Finland sends gambling regulation to EC, licensed operators can offer horseracing betting

Horseracing betting will fall under the commercial gambling sector’s jurisdiction, instead of the monopoly. This was the final addition a cross-party political committee made to the new gambling legislation. The final version was then submitted to the European Commission (EC) for review on 1 November.

Finland is preparing to usher in competitive online gambling in January 2026 as it moves away from its legacy monopoly model and the monopoly operator Veikkaus competes against licensed operators for market share across both online sports betting and gaming.

The sector had been unsure where horseracing betting would lie in the regulation, as prior to re-regulation it was offered exclusively by the monopoly.

In a statement noting its final decision on horseracing betting, Finland’s ministry of the interior said state funding would support breeding and developments in the horse racing sector.

“In the future, through the state budget, support will be allocated to breeding, horse industry operator-specific advice and the development of the competition system,” the statement said.

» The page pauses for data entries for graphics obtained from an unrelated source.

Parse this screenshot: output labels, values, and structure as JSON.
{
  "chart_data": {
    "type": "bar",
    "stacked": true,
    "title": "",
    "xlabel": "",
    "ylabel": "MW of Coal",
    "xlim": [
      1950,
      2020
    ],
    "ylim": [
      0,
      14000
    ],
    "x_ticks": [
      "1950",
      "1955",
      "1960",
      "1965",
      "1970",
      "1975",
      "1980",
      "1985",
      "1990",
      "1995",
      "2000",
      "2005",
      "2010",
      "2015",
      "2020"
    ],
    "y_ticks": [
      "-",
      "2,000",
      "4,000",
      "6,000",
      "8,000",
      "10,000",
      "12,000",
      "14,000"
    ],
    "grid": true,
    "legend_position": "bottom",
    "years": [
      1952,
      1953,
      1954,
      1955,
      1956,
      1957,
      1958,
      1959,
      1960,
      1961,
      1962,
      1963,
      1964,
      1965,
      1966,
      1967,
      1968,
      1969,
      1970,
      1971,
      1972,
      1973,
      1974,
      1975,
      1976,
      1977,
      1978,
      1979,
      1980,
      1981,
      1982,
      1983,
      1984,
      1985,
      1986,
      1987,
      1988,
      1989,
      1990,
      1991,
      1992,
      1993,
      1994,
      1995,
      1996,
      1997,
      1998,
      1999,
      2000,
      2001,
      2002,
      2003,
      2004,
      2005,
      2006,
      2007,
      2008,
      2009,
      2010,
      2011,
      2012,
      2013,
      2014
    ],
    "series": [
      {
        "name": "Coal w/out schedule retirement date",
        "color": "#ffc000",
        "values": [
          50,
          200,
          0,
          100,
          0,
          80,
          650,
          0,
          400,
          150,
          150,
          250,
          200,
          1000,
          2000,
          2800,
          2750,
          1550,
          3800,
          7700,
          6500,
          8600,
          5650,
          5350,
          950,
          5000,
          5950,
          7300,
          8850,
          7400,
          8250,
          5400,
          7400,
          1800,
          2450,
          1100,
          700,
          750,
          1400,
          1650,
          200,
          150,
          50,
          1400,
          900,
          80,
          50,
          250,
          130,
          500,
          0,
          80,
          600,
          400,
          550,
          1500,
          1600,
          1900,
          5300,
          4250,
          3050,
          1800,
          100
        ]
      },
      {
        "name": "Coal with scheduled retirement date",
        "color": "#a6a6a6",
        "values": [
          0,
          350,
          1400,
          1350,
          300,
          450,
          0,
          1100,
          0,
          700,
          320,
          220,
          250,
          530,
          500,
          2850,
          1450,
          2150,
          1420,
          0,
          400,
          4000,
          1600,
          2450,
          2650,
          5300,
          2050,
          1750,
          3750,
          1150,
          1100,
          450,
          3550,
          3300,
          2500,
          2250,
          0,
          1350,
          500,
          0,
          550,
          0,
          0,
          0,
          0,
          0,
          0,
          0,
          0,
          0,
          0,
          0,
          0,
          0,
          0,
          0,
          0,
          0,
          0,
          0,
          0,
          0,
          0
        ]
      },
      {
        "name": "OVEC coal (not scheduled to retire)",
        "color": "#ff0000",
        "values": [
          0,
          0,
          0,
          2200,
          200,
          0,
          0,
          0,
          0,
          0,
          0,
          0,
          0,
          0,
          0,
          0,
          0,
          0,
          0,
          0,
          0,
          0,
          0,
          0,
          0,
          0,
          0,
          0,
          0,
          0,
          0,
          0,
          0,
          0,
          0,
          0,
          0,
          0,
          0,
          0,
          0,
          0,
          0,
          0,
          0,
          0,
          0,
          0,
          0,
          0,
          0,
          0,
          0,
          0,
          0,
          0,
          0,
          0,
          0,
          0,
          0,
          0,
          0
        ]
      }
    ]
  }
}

Industry was unsure where horseracing betting would fall 

Local consultant Jari Vähänen told iGB in July that there was no mention of whether horseracing betting would remain under the monopoly in the draft regulations. These were released on 3 July.

“It’s another story, on what will happen for horseracing, right now it’s on the monopoly side,” Vähänen said at the time. “I know the horseracing industry is lobbying heavily to move to the licence-based system. If that happens, I suppose that horseracing betting will be also allowed in retail salons.”

Then on 16 October, Mika Kuismanen, CEO of Finnish online gambling trade body Rahapeliala Ry, told iGB the ministry for the interior was in the final stages of preparing the legislation before sending it off to the EC.

He said horseracing betting and the launch date for the open market were the final two decisions left for the government, and a cross-party committee, to make.

The ministry for the interior confirmed in its statement that 1 January 2026 would remain the open sector’s launch date. “Finland’s gambling system will be reformed and opened to competition with a licence model no later than 1 January 2026,” it said.

On sending its regulation to the EC, the ministry said: “The purpose of the procedure is to get possible feedback from the Commission and other EU member states on the proposal’s consistency with EU legislation and the principles of free movement.

“The government’s proposal is to be presented to the parliament in the spring session of 2025.”

In July, the government said it aimed to present the final draft to parliament in February 2025. This os ahead of it launching the market fully in January 2027.

“We will likely have the law approved [by parliament] before midsummer [June 2025],” Kuismanen said previously.

Regulation more “business friendly” that earlier efforts

Commenting on the regulation, Antti Koivula, a legal advisor for Finland-based Legal Gaming, said while some commentators may remain disappointed, it does bode better for businesses than earlier proposals.

“Overall, the updated draft law is significantly more business-friendly compared to the initial draft released in July.” Koivula said. “As a lawyer, I have yet to encounter a law that satisfies all interest groups.”

Koivula noted how marketing restrictions have been eased, particularly with regard to brand marketing conducted offline. He also spoke about the benefits of moving parimutuel horse betting from the exclusive rights category to licensing.

However while Koivula said gross gaming revenue tax rate (GGR) remains the same, there is additional burden for some operators.

“The GGR-based annual supervision fee has been notably increased,” he said. “It effectively creates an additional tax burden that can exceed 2% at certain GGR levels.”

In addition, Koivula accepted certain “much-needed” clarifications were made in the explanatory notes of the legislation, there is still some level of uncertainty that will need to be address.

“Several much-needed clarifications were included in the explanatory notes, which is highly positive,” he said. “On the other hand, many aspects have been deferred to secondary legislation, leaving numerous questions unanswered for the time being.”